Bagi Firman kecil pengalaman itu meninggalkan kesan mendalam dan kelak dikenangkannya sebagai momentum kerakyatan yang memicu dalam jiwanya tumbuh paham nasionalisme Sukarno. Wajar jika banyak yang menganggap salah satu segi paling menarik dari Firman adalah sifat kerakyatannya. Kecintaan pada rakyat kecil yang tercermin dalam setiap ceritanya.

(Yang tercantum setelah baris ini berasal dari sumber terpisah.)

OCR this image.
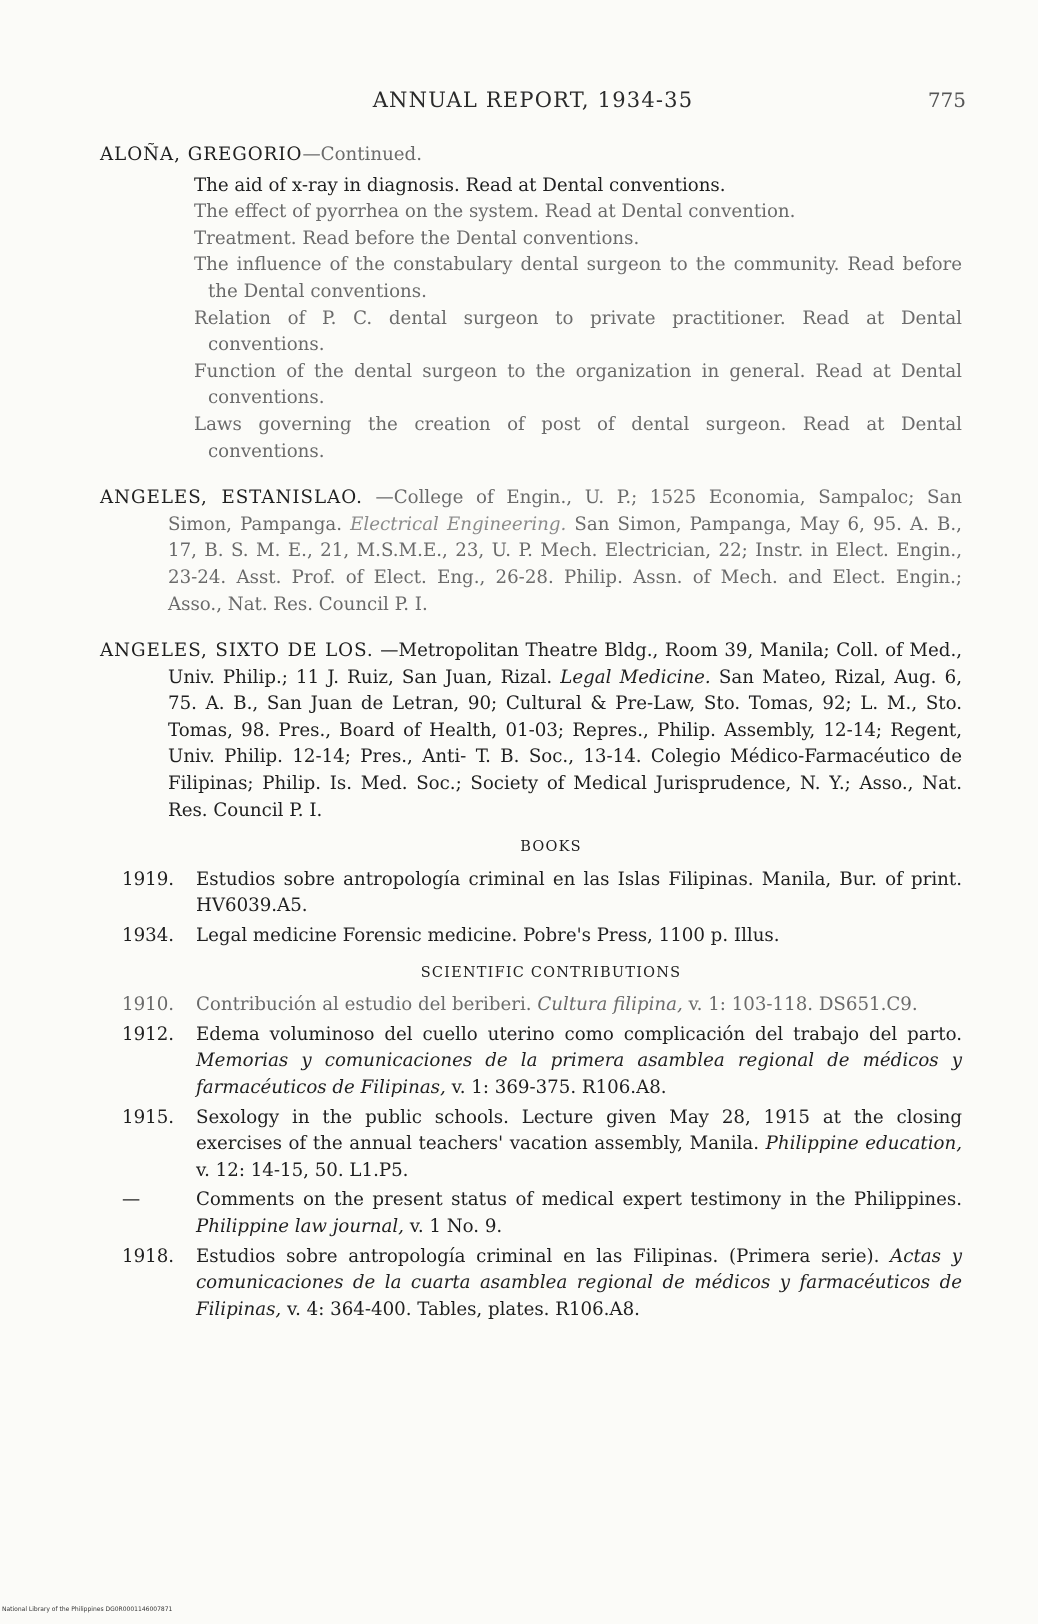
ANNUAL REPORT, 1934-35	775

ALOÑA, GREGORIO—Continued.

The aid of x-ray in diagnosis. Read at Dental conventions.

The effect of pyorrhea on the system. Read at Dental convention.

Treatment. Read before the Dental conventions.

The influence of the constabulary dental surgeon to the community. Read before the Dental conventions.

Relation of P. C. dental surgeon to private practitioner. Read at Dental conventions.

Function of the dental surgeon to the organization in general. Read at Dental conventions.

Laws governing the creation of post of dental surgeon. Read at Dental conventions.

ANGELES, ESTANISLAO. —College of Engin., U. P.; 1525 Economia, Sampaloc; San Simon, Pampanga. Electrical Engineering. San Simon, Pampanga, May 6, 95. A. B., 17, B. S. M. E., 21, M.S.M.E., 23, U. P. Mech. Electrician, 22; Instr. in Elect. Engin., 23-24. Asst. Prof. of Elect. Eng., 26-28. Philip. Assn. of Mech. and Elect. Engin.; Asso., Nat. Res. Council P. I.

ANGELES, SIXTO DE LOS. —Metropolitan Theatre Bldg., Room 39, Manila; Coll. of Med., Univ. Philip.; 11 J. Ruiz, San Juan, Rizal. Legal Medicine. San Mateo, Rizal, Aug. 6, 75. A. B., San Juan de Letran, 90; Cultural & Pre-Law, Sto. Tomas, 92; L. M., Sto. Tomas, 98. Pres., Board of Health, 01-03; Repres., Philip. Assembly, 12-14; Regent, Univ. Philip. 12-14; Pres., Anti- T. B. Soc., 13-14. Colegio Médico-Farmacéutico de Filipinas; Philip. Is. Med. Soc.; Society of Medical Jurisprudence, N. Y.; Asso., Nat. Res. Council P. I.

BOOKS
1919.	Estudios sobre antropología criminal en las Islas Filipinas. Manila, Bur. of print. HV6039.A5.
1934.	Legal medicine Forensic medicine. Pobre's Press, 1100 p. Illus.
SCIENTIFIC CONTRIBUTIONS
1910.	Contribución al estudio del beriberi. Cultura filipina, v. 1: 103-118. DS651.C9.
1912.	Edema voluminoso del cuello uterino como complicación del trabajo del parto. Memorias y comunicaciones de la primera asamblea regional de médicos y farmacéuticos de Filipinas, v. 1: 369-375. R106.A8.
1915.	Sexology in the public schools. Lecture given May 28, 1915 at the closing exercises of the annual teachers' vacation assembly, Manila. Philippine education, v. 12: 14-15, 50. L1.P5.
—	Comments on the present status of medical expert testimony in the Philippines. Philippine law journal, v. 1 No. 9.
1918.	Estudios sobre antropología criminal en las Filipinas. (Primera serie). Actas y comunicaciones de la cuarta asamblea regional de médicos y farmacéuticos de Filipinas, v. 4: 364-400. Tables, plates. R106.A8.
National Library of the Philippines DG0R0001146007871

Walaupun hidup sebagai “anak gedongan”, ia bergaul akrab dengan pekerja di lingkungan peternakan sapi orang tuanya yang kebanyakan adalah orang-orang Betawi pinggir, seperti Tambun, Bekasi. Ia juga kerap keluyuran menemui kalangan bawah Betawi-Jakarta di sekitar Petamburan, Slipi dan Tanah Abang. Perasaan dan pikiran yang dekat dengan orang kecil itu mulai diekspresikan Firman sejak umur 15 tahun ketika ia duduk sebagai siswa SMPN 4 di jalan Perwira dekat Gambir. Ia menuliskan pengalaman yang didapatnya dari kluyuran ke kampung-kampung dalam bentuk cerpen dan mencoba-coba mengirimkannya ke media. Ketika memasuki SMA kegemaran kluyuran dan menulis cerpen bertambah sehingga membuat sekolahnya di SMA terbengkalai. Pada pertengahan 1950, Firman berhenti sekolah. Tapi, beberapa cerita pendeknya mulai lancar hadir di majalah Aneka, Kontjo, Star Weekly, Minggu Pagi, Pantjawarna, dan Roman.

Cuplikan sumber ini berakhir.